A tear trickled. She whispered, “Loved ones,” and managed half a giggle. She turned away. “Ex number three will be pissed, but you get it all. Do with it as you wish.”

His eyes narrowed. “Should I be worried about you?”

She held his hand between both of hers. “I’m in no hurry. I’m better. Really.” A contrived smile. “I’m just… planning. In the event, you know. That’s all. In the daytime things aren’t so bad.” She dropped her head. “But when the sun goes down and… my balcony gets so dark…” She trailed off.

She checked the watch on his wrist, then the sun outside. “I’m late.” She genuflected. “Oh, my God, I am heartily sorry—”

He slid forward on his chair, dipped his thumb again in the oil, traced a cross on her forehead, and laid his hand atop her head. His words echoed. The oil felt warm. “
Ego te absolvo a peccatis tuis in nomine Patris et filii et spiritus sancti.

She stood, kissed him on the cheek with trembling lips, then a second time, smearing his cheek with her tears. Fighting the confession on the tip of her tongue, she buried it, sealed her lips, stepped
down, and walked away. At the foot of the altar, she stopped—the distrust creeping in. A whisper. “And Father?”

He stood. His robes white. Leaning on a cane he did not need. “Yes?”

“This is between you and me, right?”

A nod. “Just the three of us.” His voice was stronger now. The cross towered above him. He said nothing. A final genuflection, and she closed her eyes. She’d be talking with him soon enough.

He straightened. “My child—”

She waited.

He took a step.

She spoke softly. “Father, all movies end. All curtains fall.”

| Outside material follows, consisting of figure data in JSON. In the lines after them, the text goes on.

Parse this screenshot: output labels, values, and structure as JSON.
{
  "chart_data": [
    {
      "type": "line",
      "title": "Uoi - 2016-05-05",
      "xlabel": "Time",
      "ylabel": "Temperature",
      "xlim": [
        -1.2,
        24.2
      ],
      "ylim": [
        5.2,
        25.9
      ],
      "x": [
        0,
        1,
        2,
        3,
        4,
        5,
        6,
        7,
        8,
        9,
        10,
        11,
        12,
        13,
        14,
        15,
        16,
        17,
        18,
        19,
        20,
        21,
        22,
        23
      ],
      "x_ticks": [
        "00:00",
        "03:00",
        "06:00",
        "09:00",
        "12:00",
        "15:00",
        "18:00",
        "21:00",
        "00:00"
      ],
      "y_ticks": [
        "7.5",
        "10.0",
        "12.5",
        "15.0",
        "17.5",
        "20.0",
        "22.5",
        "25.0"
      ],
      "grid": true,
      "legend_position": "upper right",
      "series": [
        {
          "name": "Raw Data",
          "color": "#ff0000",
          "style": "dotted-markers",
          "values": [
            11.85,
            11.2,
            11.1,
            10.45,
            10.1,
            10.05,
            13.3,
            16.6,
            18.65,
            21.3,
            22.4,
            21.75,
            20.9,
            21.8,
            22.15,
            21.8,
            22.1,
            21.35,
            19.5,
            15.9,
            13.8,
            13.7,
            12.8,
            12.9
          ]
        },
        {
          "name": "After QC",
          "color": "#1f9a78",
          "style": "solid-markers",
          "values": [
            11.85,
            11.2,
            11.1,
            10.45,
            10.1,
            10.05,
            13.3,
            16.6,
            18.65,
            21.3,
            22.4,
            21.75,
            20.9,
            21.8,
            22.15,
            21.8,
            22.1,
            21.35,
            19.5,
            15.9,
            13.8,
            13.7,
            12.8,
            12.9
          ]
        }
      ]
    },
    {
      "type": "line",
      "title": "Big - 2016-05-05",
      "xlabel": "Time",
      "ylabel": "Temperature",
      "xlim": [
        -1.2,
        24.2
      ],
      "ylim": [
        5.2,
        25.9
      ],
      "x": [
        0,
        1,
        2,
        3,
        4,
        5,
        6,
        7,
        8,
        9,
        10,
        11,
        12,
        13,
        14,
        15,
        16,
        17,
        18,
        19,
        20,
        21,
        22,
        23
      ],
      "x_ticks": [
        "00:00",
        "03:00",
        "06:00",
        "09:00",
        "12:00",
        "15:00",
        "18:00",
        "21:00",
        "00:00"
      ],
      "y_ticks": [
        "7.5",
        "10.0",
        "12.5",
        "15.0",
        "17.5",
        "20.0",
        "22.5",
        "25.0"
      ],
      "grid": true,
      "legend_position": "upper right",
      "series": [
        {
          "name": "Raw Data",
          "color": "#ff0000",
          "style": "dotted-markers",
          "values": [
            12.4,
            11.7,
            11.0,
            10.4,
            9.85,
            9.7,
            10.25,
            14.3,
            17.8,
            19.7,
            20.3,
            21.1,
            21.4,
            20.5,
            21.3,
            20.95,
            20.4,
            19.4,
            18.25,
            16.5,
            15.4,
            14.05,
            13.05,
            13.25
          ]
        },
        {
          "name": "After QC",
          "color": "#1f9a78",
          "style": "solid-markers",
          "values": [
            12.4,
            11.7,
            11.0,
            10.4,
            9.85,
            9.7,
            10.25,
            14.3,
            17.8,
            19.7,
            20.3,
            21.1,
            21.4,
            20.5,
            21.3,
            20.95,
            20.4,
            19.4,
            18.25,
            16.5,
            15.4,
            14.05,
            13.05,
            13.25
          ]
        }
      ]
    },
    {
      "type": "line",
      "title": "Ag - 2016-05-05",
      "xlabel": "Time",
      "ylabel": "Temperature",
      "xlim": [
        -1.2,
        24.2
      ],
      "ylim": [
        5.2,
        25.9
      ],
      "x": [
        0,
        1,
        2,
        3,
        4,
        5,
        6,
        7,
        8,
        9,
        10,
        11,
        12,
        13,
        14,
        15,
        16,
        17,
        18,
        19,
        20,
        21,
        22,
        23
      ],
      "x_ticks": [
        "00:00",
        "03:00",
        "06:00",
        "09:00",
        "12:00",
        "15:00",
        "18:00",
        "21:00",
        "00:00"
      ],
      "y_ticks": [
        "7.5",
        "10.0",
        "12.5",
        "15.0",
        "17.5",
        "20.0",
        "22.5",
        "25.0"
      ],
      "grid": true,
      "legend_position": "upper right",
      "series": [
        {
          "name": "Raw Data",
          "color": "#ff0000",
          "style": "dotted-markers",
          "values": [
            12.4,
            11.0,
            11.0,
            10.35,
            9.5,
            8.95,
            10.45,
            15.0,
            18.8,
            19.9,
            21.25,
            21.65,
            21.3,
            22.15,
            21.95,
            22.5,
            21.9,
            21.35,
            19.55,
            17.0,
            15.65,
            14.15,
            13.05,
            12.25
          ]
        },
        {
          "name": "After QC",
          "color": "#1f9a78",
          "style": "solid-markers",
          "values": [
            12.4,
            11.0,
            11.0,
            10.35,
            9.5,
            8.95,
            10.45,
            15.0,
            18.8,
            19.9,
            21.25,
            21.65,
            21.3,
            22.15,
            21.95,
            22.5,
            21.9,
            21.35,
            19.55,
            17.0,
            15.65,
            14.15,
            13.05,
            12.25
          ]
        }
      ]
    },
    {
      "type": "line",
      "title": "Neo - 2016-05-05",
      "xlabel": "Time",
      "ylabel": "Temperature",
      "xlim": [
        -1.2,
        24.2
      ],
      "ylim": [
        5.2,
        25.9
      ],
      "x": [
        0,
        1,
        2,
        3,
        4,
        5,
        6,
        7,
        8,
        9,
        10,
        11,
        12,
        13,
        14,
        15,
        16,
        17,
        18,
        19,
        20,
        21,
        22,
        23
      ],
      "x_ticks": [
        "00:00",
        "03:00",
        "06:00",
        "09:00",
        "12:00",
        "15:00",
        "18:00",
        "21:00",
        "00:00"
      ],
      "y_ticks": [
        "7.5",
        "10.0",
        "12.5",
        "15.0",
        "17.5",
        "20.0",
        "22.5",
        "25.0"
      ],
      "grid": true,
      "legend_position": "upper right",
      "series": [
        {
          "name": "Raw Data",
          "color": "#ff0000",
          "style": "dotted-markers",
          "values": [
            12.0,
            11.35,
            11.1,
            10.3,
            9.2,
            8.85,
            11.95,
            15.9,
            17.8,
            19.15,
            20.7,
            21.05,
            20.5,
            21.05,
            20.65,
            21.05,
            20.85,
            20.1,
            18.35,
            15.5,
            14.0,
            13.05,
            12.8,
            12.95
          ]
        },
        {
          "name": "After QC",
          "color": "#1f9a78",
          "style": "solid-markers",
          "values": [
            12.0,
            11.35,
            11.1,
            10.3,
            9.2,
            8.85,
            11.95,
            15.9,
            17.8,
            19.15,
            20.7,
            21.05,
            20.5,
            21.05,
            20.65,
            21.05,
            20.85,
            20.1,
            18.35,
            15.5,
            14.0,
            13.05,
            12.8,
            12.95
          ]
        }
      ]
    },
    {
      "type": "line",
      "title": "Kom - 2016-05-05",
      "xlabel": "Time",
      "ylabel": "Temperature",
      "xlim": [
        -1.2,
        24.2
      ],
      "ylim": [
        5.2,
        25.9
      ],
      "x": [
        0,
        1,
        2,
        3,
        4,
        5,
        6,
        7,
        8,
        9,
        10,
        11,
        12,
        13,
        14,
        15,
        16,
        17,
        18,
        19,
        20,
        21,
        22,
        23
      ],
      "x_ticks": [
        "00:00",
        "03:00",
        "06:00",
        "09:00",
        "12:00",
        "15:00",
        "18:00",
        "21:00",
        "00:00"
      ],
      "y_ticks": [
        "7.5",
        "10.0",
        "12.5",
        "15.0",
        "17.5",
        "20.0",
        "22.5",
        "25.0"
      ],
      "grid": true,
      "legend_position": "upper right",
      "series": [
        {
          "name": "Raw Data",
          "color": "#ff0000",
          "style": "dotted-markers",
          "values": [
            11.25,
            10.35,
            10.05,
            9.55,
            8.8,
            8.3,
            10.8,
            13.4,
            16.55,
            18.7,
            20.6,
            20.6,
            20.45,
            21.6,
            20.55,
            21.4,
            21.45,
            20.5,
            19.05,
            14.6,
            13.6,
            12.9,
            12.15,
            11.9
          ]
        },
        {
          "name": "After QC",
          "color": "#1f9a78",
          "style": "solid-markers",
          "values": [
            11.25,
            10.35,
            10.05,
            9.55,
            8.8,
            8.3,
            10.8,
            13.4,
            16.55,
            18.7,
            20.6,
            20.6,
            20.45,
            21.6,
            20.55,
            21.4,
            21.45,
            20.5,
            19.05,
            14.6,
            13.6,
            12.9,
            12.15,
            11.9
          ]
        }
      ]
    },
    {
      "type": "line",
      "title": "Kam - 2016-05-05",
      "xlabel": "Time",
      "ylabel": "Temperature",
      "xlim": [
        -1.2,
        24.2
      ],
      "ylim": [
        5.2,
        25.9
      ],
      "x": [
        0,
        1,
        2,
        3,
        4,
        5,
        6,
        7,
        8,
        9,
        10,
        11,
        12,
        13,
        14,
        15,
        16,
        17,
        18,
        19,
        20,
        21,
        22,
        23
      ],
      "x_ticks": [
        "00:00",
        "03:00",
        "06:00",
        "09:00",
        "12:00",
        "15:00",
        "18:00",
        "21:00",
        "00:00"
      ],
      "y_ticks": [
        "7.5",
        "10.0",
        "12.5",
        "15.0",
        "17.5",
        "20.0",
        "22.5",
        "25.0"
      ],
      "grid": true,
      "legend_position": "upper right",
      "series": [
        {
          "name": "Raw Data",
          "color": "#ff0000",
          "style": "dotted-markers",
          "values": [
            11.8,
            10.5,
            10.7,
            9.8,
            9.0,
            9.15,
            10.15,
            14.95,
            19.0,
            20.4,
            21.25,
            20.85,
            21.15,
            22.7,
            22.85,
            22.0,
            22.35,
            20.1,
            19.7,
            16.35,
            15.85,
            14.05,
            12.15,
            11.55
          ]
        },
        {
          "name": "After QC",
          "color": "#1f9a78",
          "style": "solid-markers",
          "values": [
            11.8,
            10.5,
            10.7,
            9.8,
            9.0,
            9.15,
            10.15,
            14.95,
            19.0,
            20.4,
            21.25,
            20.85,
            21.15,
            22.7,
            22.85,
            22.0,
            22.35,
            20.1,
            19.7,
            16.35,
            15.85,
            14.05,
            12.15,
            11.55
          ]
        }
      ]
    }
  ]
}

He raised a finger. Eyes narrowed. Started to speak.

Avoiding the center aisle, she retreated beneath the side arches. Alone. At the rear side entrance, she pulled on the door. The salt air cut into her. She wrapped her scarf around her head, slid on her sunglasses, and walked out beneath a blue sky dotted with clouds. “Good-bye, Father.”


Christmas Eve, eighteen hours earlier

rubbed my eyes, blew the steam off my Waffle House coffee, and steered with my knees. I was neither passing nor being passed. Just fitting in. Drawing no attention. Something I was good at. My speedometer was hovering around seventy-seven miles an hour as was the rest of the northbound herd of nighttime travelers. Hypnotized by the dotted line, I counted back through the days. Nine years? Or, was it ten? At first, they moved slowly. Each minute a day. Each day a year. But, sitting here, the days lined up like dominoes outside the windshield. Time had been both a blink and a long sleep.

In a little over seven hours, I had crossed from the southwestern-most tip of Florida to the northeast corner. I changed lanes, wound through the spaghetti junction where I-10 intersects I-95 on the north bank of the St. Johns River, drove south across the Fuller Warren Bridge, and exited beneath the shadow of River City Hospital—a collection of a half-dozen or so buildings that rose up and sprawled along the Southbank. Jacksonville may not be as well
known as Chicago or Dallas or New York but its nighttime skyline is one of the more beautiful I’ve seen, and the hospital features in that sight.